I feel closer to you now. Thank you.
1. Supercalifragilisticexpialidocious, III.
2. Only underwater when they soften.
3. Trick question. (As in “I’d trick with you both.”)
4. I already have, and it’s FABULOUS.
5. I just dye.
6. “Labia Flakes, a nutritional start for any day!”
7. I’ve buttdazzled.
8. !Me cago en la leche de tu madre!
9. Another trick question. (As in, I would NOT trick with you in those glasses.)

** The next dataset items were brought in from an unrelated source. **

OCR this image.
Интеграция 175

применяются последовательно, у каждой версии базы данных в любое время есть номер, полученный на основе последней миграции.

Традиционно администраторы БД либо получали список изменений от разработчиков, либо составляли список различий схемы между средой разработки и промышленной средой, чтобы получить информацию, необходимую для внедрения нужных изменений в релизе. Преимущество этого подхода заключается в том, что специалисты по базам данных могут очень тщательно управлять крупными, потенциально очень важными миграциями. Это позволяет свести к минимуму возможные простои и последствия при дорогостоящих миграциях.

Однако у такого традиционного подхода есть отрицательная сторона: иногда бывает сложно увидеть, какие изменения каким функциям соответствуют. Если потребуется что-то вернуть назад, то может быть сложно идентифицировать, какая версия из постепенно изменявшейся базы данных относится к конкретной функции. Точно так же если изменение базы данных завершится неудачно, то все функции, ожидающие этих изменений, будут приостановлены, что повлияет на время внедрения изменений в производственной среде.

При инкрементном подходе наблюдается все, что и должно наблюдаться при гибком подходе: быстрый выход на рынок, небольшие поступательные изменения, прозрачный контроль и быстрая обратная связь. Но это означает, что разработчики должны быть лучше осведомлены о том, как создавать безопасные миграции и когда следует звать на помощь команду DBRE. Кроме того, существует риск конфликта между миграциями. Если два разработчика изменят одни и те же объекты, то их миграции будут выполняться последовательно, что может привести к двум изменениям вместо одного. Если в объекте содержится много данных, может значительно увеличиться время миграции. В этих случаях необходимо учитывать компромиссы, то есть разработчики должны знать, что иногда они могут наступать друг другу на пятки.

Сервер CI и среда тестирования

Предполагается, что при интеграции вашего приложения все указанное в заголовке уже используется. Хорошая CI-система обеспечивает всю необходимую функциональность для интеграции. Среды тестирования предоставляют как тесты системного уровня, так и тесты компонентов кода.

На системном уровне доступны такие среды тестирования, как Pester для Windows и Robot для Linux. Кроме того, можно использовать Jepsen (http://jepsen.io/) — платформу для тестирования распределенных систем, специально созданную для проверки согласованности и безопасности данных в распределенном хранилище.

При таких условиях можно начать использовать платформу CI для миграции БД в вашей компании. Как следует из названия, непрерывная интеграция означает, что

10. Finally a question I can answer. It’s protein for the gym (a.k.a. “Gay Church”).
11. See #7.
12. “!Me cago en la leche de tu madre, Maricon!”
1) I sure hope you sang that.
5) Fave colour?
6) THAT’S WHAT I KEEP SAYING!
7) You and CJack would get along.
8) Please elaborate. Do you mean mother’s milk or my mom’s milk?
9) You’re obviously very jealous.
10) You didn’t answer. You only revealed.
13) You’re fun and I hope we can play together again soon.
The picture of you in the goggles makes me want to get down on one knee and offer you a very classy diamond ring from The Shane Company.
I knew that I just had to wait for THE ONE. Looks like The Clown is getting the boot.